Grapevine blister mite

During the summer foliage of grape vines can become distorted and the underside of leaves covered with a dense coating of fine hairs caused by the feeding activities of a gall mite. This does not affect the health of the vine.

Grape vine blister mite

Quick facts

Common name Grape vine blister mite
Scientific name Colomerus vitis
Plants affected Grape vine
Main cause A microscopic gall mite
Timing May-September

What is grapevine blister mite?

Grape vine blister mite is a type of eriophyid gall mite. These gall mites are tiny (less than 0.2mm) sap-sucking creatures that cause a variety of abnormal growths on various plants, they white are sausage shaped and unlike most arachnids only have two pairs of legs. Although the mites are too small to be seen without a microscope, the galled tissues that they create are often very distinctive and easily recognised. The excessive growth of hairs on the underside of leaves caused by some gall mites, including grapevine blister (or erinose) mite Colomerus vitis, is called a felt gall or erineum.


There are many species of eriophyid mite which are usually host specific this means that each species of mite will only feed on a single, or several closely related, plant species. Eriophyid mites feed by sucking sap but while doing so secrete chemicals into the plant tissue that converts some of the normal (parenchyma) plant cells to meristem tissues which can give rise to a range of growth forms.
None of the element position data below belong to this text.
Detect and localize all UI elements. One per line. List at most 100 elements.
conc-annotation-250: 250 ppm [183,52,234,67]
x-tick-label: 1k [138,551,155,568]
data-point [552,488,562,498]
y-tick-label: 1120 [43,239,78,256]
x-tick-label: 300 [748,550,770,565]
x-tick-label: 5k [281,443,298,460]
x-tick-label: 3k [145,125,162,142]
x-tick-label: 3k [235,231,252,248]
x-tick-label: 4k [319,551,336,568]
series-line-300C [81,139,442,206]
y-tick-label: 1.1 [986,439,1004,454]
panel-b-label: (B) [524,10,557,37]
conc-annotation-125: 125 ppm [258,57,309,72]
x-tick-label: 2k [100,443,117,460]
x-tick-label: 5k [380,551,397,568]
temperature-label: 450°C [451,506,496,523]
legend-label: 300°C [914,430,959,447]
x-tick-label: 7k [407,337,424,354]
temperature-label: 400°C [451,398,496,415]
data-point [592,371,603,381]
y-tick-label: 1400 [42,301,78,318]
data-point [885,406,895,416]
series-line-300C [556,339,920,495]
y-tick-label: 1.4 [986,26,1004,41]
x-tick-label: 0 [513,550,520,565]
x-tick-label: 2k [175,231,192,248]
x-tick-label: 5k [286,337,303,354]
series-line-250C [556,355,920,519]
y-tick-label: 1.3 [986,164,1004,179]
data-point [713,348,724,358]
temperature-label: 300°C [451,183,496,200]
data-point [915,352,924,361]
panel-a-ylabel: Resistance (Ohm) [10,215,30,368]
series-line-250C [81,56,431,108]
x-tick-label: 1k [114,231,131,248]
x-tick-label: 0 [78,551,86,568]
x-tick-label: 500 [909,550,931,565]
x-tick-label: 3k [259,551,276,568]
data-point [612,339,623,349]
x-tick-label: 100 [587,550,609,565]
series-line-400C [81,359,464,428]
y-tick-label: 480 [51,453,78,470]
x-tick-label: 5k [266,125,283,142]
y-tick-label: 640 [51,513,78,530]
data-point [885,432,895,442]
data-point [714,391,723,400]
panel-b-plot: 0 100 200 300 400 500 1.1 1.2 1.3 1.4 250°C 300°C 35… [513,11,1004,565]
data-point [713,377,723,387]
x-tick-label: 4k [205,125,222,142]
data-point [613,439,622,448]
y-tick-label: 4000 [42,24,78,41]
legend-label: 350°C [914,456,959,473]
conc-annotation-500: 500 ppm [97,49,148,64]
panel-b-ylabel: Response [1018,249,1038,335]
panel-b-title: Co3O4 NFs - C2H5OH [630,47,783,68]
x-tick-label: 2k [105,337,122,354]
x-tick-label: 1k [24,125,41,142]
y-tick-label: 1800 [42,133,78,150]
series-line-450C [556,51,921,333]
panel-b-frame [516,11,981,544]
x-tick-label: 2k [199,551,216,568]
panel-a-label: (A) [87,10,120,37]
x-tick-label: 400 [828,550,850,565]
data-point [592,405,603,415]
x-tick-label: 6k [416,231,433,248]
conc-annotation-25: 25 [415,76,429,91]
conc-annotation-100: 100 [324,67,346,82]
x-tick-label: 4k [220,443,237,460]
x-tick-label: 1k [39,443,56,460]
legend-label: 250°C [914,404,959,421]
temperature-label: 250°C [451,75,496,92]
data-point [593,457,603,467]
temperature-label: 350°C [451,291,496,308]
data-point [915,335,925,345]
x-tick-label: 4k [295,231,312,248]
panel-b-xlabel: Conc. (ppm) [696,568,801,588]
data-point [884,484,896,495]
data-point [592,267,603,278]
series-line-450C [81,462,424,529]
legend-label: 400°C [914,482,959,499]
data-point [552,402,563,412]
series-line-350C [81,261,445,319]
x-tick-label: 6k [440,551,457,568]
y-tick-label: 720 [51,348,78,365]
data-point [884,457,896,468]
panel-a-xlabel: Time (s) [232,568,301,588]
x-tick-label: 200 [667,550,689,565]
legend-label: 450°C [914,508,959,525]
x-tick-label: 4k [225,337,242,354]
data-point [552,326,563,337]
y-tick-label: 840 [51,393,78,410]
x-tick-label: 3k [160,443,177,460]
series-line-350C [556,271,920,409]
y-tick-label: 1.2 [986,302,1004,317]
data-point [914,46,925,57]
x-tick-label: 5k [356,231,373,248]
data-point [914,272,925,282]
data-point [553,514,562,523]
These then grow to produce the gall. The mites can then suck sap from plant cells lining the gall structure, which are invariably more nutritious than unaffected tissue, but often do not cause serious damage to the plant.
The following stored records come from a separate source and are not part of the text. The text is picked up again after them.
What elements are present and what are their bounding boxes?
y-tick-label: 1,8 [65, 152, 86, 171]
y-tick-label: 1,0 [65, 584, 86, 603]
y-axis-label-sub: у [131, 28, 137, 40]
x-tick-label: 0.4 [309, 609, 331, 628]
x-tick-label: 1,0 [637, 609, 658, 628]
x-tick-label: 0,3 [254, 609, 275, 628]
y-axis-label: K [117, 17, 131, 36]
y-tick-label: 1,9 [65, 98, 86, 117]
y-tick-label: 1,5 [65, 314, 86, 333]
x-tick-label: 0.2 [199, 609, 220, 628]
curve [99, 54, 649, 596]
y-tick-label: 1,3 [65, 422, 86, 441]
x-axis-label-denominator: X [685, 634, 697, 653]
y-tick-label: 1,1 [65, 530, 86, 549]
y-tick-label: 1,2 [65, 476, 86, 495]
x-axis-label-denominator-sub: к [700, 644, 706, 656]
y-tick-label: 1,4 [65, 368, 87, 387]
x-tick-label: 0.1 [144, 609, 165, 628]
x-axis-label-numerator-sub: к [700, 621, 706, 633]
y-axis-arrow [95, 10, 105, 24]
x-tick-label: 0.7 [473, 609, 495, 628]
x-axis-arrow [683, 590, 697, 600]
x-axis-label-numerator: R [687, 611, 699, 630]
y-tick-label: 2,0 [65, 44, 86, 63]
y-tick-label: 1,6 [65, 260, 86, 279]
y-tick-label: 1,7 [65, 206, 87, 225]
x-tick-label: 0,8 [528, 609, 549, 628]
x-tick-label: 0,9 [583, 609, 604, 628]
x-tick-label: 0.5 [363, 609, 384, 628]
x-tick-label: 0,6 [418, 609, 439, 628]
Symptoms begin to appear in late spring. The upper surface of affected leaves bulges upwards, giving the leaves a puckered appearance. Beneath the raised areas, a dense coating of short fine hairs develops, amongst which the mites live and feed. The hairs are usually creamy white but on some grape cultivars, may be pinkish red. In late summer the hairs start to dry up and can become brownish.

While the mites are sucking sap, they secrete chemicals into the foliage that induces the abnormal growth. The hairy covering on the underside of the leaves could be mistaken for a fungal disease, such as mildew, but the mite is a not a problem. It does not affect the fruit and does not seem to have any harmful effect, apart from distorting the leaves.


The mite should be tolerated as it will not affect fruiting or health of grape vines. 

If the mite cannot be tolerated and only a few leaves or shoots are affected by galling, these can be cut off and disposed of. If many leaves are affected, the presence of the mite should be tolerated, as removing affected leaves will cause more damage than the mite. 



Grape vine blister mites overwinter on the grape vine by hiding away beneath bud scales. The mites emerge in spring and begin feeding on the new foliage. Several generations develop in the underside of the leaves during the summer. In late summer, the matted hairs created by the gall mites begin to dry up and this causes the mites to leave the foliage and seek places where they can overwinter.